As my students say, "whatver." FLORIDA STRAITS has interestingly loopy charcters -- the lead chacter is a minor mafioso who leave Noo Yawk for Florida. It's the classic duck-out-of-water scenario: Our (anti-)hero is a skankier, far less intelligent or ethical version of clueless Oliver Wendall Douglas in that camp Sixtiessitcom, "Green Acres." That was only an analogy but the sense of culture shock makes for great humor.

So a cliche publicist might put it, "If you liked STRIP TEASE, PULP FICTION or THE DROWNING POOL, you're going to like FLORIDA STRAITS. Shoot, anyone to the left of Miss Marple should take a look at this neglected apotheosis.

WHY, oh why, has the paperback publisher (whose name ryhmes with 'bell,') N-O-T done more to publicise FLORIDA STRAITS this potential classic entry into the Cops and Crooks/Comic-Satiric/ hall of fame? Even though the book is almost nine years old, it holds up remarkably well.

A minor, (or telling) lack is the absence of even a brief author bio, despite all the praise reviews and colorfulness. This leads to bizarre speculation that the book was ghost-written by Joseph Lieberman, Fran Leibowitz, Jeb Bush or Marilyn vos Savant.

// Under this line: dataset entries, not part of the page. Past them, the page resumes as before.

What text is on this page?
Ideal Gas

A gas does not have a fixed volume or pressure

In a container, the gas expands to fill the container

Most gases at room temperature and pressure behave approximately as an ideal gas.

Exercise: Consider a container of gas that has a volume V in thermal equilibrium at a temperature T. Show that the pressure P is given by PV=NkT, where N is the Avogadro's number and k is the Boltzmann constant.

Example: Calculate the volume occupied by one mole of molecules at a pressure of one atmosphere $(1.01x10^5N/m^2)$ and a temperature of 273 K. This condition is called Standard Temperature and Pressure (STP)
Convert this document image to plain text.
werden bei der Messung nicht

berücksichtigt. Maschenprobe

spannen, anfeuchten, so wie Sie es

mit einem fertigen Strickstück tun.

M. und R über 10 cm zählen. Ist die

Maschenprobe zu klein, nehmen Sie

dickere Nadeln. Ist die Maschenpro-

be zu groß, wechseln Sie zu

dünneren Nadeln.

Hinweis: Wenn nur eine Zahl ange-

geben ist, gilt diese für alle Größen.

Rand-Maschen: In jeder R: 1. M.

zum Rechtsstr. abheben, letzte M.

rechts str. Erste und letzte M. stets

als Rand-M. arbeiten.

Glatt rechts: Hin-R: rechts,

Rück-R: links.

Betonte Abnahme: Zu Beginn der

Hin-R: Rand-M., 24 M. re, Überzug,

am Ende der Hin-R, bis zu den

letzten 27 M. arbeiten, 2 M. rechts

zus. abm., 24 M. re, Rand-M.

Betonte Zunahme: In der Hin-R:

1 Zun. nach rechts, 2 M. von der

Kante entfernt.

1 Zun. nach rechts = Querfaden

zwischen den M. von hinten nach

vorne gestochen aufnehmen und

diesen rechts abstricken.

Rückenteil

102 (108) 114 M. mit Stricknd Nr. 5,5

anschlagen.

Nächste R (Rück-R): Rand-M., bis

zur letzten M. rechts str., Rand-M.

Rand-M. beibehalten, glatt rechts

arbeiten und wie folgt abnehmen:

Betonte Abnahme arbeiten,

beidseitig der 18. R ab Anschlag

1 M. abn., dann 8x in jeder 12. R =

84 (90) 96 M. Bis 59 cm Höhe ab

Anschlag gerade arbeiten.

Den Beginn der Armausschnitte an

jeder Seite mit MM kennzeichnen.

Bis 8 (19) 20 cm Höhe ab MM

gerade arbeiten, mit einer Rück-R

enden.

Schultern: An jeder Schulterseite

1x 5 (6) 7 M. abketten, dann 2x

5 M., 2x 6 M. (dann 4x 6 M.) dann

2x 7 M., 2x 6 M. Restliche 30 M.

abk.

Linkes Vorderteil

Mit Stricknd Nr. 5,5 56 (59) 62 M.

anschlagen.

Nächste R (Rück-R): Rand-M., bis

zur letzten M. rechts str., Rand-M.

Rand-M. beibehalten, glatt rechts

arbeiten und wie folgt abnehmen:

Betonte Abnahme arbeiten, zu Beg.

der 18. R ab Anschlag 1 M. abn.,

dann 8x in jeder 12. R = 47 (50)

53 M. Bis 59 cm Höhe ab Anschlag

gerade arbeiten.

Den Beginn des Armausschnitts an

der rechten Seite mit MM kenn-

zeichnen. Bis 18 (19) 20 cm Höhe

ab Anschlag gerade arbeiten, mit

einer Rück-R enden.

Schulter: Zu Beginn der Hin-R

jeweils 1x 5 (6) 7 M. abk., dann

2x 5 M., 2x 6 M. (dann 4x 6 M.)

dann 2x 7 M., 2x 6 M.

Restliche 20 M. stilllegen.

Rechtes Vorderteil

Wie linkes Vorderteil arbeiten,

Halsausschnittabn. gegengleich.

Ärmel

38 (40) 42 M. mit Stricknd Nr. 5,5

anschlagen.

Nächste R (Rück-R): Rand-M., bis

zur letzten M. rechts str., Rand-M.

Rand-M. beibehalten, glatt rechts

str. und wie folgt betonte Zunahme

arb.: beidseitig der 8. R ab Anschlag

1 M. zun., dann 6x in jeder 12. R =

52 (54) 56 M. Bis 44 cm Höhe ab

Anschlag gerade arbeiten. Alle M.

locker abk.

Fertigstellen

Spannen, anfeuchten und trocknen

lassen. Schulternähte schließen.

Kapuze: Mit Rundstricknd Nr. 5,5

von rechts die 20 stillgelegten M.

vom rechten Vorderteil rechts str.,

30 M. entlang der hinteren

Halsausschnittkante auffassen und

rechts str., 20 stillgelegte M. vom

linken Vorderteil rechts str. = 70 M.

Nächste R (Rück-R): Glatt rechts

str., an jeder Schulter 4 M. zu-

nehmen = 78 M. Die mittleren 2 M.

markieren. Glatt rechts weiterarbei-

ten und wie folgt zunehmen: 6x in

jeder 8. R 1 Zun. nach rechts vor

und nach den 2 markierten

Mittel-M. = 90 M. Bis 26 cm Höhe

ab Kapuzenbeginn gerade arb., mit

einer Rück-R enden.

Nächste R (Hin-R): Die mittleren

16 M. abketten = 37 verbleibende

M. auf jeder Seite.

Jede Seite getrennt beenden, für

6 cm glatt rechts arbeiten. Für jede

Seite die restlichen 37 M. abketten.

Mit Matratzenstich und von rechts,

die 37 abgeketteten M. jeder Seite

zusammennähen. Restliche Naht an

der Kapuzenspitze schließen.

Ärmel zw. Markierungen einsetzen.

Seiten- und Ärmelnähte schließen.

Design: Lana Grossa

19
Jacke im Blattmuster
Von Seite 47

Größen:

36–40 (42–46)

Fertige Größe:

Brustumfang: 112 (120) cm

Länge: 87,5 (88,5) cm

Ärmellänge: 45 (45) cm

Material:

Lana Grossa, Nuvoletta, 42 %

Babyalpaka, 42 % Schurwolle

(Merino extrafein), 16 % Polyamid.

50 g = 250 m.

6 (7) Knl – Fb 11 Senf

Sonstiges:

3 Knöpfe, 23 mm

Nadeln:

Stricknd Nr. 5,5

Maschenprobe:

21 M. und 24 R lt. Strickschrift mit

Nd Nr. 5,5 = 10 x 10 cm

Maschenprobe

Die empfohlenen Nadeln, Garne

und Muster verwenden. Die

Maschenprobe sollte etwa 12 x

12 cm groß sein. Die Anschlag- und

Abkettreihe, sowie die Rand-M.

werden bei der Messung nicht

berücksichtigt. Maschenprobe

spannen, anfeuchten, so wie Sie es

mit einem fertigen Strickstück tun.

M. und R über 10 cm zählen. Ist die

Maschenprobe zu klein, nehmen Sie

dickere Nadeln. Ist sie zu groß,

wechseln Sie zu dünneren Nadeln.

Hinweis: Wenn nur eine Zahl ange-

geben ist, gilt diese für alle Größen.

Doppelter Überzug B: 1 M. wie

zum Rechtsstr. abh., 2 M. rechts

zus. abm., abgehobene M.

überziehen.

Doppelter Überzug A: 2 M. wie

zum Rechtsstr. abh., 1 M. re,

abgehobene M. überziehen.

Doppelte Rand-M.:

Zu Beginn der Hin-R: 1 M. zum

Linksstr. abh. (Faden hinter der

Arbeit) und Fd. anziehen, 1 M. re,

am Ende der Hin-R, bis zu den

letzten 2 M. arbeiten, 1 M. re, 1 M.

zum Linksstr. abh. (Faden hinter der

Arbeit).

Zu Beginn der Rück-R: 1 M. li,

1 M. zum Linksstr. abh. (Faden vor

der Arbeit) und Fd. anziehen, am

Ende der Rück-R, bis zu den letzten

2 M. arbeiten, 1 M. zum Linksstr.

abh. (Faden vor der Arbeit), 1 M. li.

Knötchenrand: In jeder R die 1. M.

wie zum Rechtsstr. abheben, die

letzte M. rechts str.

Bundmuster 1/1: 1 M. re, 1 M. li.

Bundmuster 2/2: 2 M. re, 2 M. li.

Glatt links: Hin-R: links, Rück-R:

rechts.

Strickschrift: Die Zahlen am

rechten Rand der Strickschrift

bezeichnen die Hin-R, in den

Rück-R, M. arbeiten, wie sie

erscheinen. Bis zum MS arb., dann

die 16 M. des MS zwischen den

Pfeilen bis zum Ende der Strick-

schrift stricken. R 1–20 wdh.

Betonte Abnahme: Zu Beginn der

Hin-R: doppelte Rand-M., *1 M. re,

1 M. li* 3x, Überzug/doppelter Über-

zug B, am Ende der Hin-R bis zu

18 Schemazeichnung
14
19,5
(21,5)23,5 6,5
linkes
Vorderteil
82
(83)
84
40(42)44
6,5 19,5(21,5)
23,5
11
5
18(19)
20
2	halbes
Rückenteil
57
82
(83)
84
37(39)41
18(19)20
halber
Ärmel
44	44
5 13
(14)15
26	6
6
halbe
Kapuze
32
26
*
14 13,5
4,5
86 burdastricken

I'm just joking, but really -- a brief paragraph of bio, please.

DID SOMEONE PSEUDONMYOUSLY write FLORIDA STRAITS?? C'mon, tell us in the bio.

But do read FLORIDA STRAITS!!

* Please look at the perceptive review below, that establishes a connection betwee FLORIDA STRAITS and Elmore Leonard's work. It was that person's analogy, I agree with it, and so give due credit.